Data Point	Contract Function	Paper Metric
Registration events	`AgentRegistered` event logs	Registration count, rate, gas cost
Compliance attestations	`ComplianceAttested` event logs	Attestation frequency, lapse rate
Revenue reports	`RevenueReported` event logs	Economic activity volume
Status changes	`AgentSuspended/Revoked/Reactivated` events	Regulatory action frequency
Capability updates	`CapabilityUpdated` events	Self-modification frequency
Child spawning	`ChildSpawned` events	Replication rate, lineage depth

Off-Chain Metrics (Supplementary)¶

Metric	Source	Purpose
Registration latency	Test harness timestamps	UX and throughput analysis
KYA query latency	API response times	Enforcement feasibility
Relayer gas consumption	Relayer status endpoint	Cost model validation
Cache hit rates	API server logs	Scalability assessment
Rate limit triggers	Relayer logs	Security analysis

Deployment Steps¶

Step 1: Clone and Install¶

cd agentenregister
npm install

Step 2: Configure Environment¶

cp .env.example .env
# Edit .env:
# DEPLOYER_KEY=0x<your-deployer-private-key>
# RELAYER_KEY=0x<your-relayer-private-key>

Step 3: Run Tests Locally¶

npx hardhat test

Tip

All tests should pass before deployment. This validates the contracts.

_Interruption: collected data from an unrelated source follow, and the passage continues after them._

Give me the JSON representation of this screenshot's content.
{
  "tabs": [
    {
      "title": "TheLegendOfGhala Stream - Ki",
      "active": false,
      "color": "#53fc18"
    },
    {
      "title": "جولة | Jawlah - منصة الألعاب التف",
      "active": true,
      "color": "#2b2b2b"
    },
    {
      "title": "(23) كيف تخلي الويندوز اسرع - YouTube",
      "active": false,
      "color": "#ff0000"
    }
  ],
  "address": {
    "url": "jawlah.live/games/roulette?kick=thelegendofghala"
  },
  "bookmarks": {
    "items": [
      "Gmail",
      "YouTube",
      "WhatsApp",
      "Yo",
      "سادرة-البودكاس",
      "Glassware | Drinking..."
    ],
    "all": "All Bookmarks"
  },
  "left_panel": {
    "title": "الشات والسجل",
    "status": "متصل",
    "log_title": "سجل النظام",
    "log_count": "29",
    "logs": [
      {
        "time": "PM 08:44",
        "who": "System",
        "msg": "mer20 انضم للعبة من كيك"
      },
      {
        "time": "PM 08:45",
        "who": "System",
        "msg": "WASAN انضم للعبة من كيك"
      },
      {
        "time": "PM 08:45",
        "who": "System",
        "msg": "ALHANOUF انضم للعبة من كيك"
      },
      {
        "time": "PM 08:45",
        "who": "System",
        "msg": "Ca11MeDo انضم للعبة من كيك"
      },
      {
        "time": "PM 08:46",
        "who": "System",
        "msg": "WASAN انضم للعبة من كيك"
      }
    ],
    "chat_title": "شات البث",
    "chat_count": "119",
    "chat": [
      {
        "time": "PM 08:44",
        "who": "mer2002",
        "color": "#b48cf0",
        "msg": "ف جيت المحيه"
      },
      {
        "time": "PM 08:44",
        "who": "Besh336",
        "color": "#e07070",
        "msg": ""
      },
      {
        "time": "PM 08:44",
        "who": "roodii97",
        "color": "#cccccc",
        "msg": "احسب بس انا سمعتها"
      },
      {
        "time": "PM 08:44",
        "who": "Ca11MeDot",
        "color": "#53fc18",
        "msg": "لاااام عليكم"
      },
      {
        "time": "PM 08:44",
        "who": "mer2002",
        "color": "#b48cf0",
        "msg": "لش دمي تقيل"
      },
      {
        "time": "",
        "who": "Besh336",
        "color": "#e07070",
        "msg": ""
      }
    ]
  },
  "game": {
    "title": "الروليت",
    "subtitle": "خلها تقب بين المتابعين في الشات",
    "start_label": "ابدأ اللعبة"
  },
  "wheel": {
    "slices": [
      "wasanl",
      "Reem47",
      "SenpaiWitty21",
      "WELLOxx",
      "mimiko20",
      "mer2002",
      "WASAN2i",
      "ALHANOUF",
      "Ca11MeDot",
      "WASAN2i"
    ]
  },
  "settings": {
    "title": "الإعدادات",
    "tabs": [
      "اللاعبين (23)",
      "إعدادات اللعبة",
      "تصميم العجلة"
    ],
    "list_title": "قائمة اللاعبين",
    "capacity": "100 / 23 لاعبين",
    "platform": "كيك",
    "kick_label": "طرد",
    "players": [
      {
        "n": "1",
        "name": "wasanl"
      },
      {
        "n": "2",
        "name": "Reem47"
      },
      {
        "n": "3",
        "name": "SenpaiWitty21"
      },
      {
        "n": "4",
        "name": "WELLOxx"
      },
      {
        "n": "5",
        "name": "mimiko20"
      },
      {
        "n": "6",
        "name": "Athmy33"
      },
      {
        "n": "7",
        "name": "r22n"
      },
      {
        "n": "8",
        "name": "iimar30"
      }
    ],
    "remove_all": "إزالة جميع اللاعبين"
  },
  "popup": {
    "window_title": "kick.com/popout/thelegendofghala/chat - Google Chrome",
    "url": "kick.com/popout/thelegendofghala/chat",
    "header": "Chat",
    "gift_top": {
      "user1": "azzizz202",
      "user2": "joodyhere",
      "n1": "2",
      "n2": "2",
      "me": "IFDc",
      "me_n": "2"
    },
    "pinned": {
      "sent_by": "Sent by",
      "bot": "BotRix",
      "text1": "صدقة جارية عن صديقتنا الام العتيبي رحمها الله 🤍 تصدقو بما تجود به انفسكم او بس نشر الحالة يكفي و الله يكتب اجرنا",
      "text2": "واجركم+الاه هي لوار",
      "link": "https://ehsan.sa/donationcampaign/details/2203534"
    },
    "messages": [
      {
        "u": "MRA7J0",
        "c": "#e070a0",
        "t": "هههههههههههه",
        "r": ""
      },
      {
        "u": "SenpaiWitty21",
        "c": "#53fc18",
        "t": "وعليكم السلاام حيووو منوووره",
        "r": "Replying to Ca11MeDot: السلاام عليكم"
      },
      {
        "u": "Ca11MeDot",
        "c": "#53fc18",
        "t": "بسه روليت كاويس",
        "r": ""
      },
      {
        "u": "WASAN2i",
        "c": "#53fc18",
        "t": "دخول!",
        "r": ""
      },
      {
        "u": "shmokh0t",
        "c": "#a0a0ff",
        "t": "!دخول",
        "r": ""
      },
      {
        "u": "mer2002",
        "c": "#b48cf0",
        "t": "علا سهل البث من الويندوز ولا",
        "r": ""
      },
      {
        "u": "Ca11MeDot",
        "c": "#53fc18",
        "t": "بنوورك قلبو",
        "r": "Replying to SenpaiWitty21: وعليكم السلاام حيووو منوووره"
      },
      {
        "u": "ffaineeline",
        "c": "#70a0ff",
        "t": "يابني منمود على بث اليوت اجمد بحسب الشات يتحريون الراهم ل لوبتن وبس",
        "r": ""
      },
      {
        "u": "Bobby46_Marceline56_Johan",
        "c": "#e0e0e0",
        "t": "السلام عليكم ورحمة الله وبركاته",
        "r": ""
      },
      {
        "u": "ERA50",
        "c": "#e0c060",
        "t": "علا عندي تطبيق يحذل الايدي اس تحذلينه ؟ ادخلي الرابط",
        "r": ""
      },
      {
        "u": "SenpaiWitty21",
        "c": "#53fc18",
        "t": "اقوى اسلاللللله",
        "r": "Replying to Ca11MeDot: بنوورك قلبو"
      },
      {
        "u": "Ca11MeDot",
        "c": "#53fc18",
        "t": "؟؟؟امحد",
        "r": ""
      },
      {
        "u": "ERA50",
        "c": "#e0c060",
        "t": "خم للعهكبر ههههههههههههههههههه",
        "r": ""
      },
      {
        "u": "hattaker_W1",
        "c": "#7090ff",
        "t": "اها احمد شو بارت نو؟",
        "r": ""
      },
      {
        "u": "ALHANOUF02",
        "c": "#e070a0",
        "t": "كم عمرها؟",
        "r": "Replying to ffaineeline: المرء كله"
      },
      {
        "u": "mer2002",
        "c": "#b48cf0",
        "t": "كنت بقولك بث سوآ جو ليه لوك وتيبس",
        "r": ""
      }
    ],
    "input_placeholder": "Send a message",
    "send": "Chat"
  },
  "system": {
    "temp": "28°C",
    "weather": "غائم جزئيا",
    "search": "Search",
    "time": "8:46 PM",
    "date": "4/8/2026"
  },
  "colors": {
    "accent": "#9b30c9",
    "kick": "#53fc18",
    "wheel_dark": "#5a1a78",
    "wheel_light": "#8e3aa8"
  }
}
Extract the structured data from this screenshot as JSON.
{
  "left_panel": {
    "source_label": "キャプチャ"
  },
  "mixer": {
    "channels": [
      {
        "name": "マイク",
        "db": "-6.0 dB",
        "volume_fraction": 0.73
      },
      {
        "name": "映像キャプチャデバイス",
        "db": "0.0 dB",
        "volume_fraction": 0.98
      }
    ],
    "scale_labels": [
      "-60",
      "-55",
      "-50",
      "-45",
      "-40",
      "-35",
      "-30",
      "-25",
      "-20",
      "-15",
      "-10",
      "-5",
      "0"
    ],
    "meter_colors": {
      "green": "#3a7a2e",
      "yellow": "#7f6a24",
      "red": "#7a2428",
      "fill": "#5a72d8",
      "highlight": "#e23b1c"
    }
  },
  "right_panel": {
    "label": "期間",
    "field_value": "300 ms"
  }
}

Step 4: Deploy to Base Sepolia¶

npx hardhat run scripts/deploy.js --network baseSepolia

Output will include:

REGISTRY_ADDRESS=0x...
FORWARDER_ADDRESS=0x...

Add these to your .env file.

Step 5: Start Services¶

# Terminal 1 (Relayer)
node relayer/relayer.js

# Terminal 2 (API)
node api/server.js

Step 6: Verify Deployment¶

curl https://api.theagentregistry.org/health
curl https://relay.theagentregistry.org/status
curl https://api.theagentregistry.org/api/v1/stats

Reproducibility Checklist¶

For the paper to be scientifically credible, ensure:

Cost Summary¶

Item	Cost
Base Sepolia testnet ETH	Free (faucet)
Contract deployment gas	Free (testnet)
100 agent registrations	Free (testnet)
Server for relayer + API (Railway free tier)	$0
Domain for API endpoint (optional)	~$10/year
Total cost for scientific experiment	$0 - $10

Zero-cost science

The entire scientific experiment can be run for effectively zero cost on testnet. Mainnet deployment (for production) would cost approximately $5-10 for contract deployment and ~$50/month for relayer operation at the 1,000-agent scale.

Timeline¶

Week	Activity
1	Fix bugs, expand tests, deploy to testnet
2	Run Scenarios A, B, C (registration, lineage, compliance)
3	Run Scenarios D, E, F (revenue, regulatory, KYA)
4	Data analysis, chart generation
5-6	Paper writing (system design, evaluation, discussion)
7	Internal review, revisions
8	Submission

Total: approximately 8 weeks from deployment to submission.